An Endless Pursuit to Describe the World in Watercolor

An abstract series of peach, green, and blue brushstrokes on a white background.
Alexa Grambush, Fruit in your Oaxacan Bowl, 2022. 12 in x 16 inches. Acrylic on cold-pressed paper. Courtesy of the artist.

I am sometimes asked, “When did you decide to become an artist?” 

I don’t know that I ever did.

I know that I am moved by subtlety and season and the smell of jasmine. I know that it is important to me to be honest about myself to myself, to bear difficulty with humility and patience, and to draw ever-nearer to love and grace and truth. 

I know that I love sitting in the sun and reading fiction, or nonfiction. I know that I want to try to be a good daughter, a good friend, and a good sister. I know that I am oftentimes not. 

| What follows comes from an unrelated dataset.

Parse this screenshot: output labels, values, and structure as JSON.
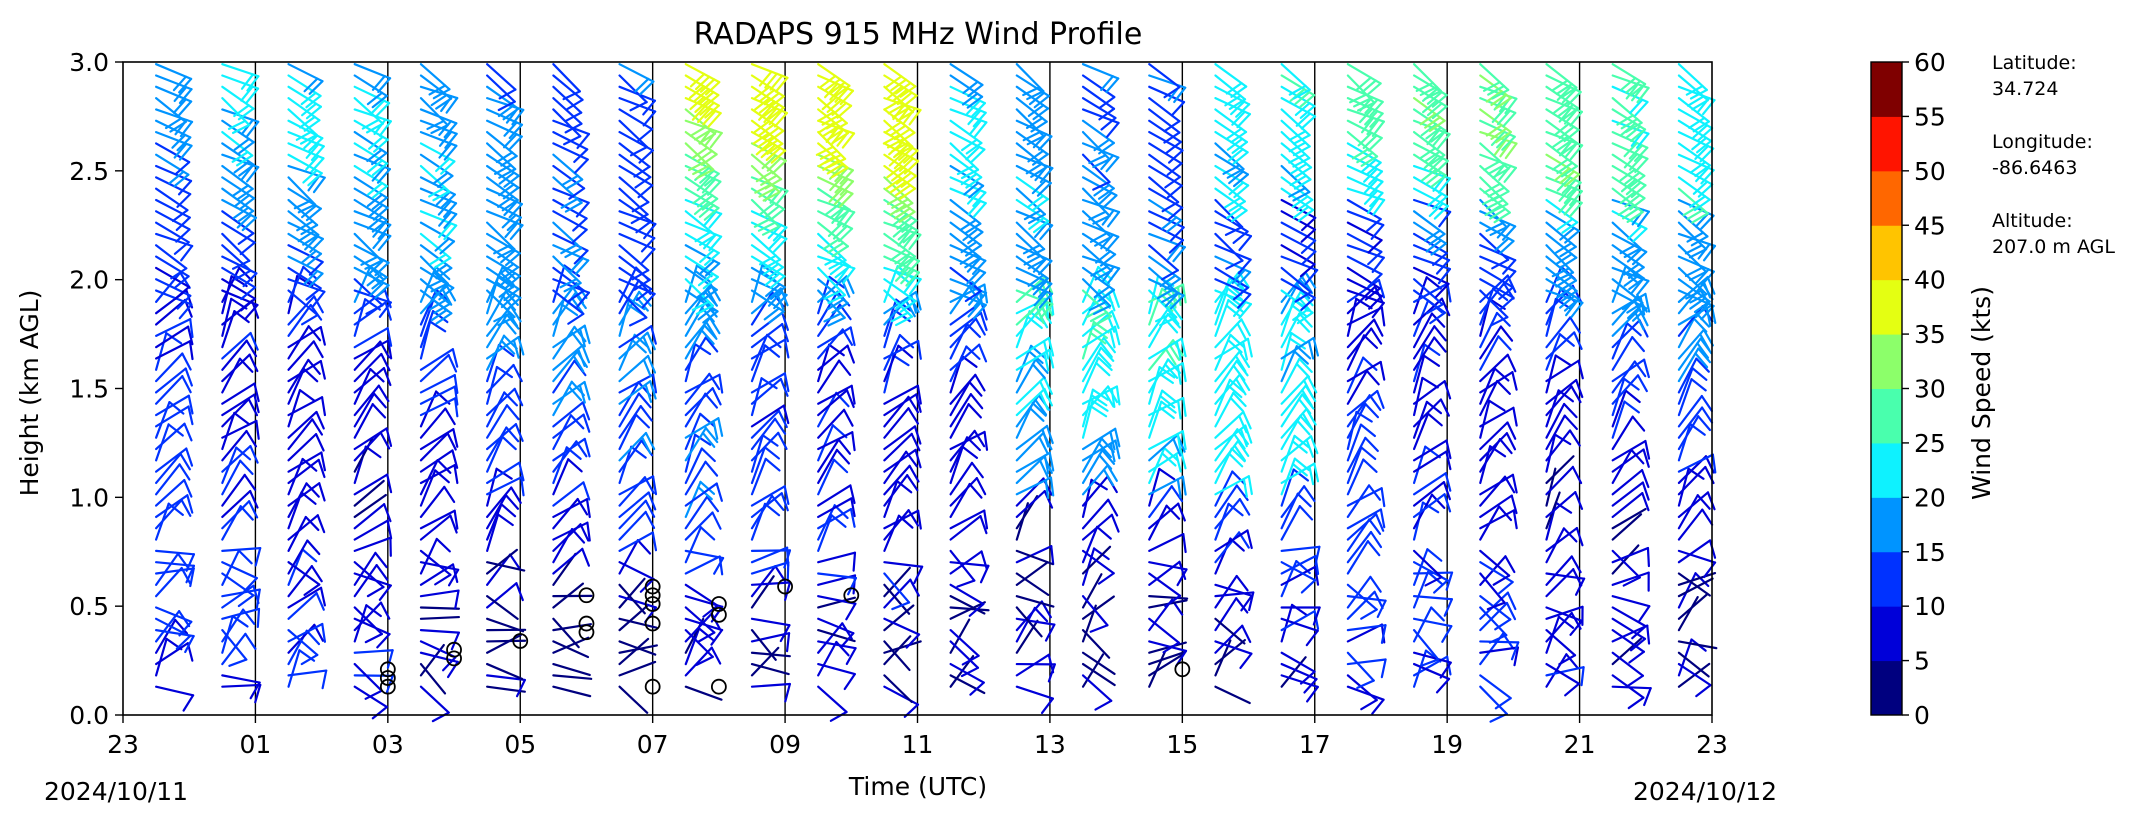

I know that I like to journal and remember and pray. I know that I am humbled by the people who have trusted me. I know that I love to laugh! I know what it feels like to be really listened to, and I know that I want to really listen.

I know that I am not as generous as I want to be. I know that, in so many ways, my heart is broken and, in so many ways, it has experienced healing. I know that I will die, and I know that makes so much about living very precious and important.

I know that I have had experiences so profoundly moving, so breath-catchingly painful, so quietly wonderful, and so sincerely miraculous that I felt compelled to carefully, reverently record them. I know that painting gave me a language to honor that they happened at all.

I know that I can’t distill the richness, the ache, or the longing into one earnest moment. I am gently reminded of the profound abundance of it all, altogether. I don’t know that I ever did decide to become an artist, but I know that as I try to fit it together as faithfully as I can, it looks, most times, like watercolor.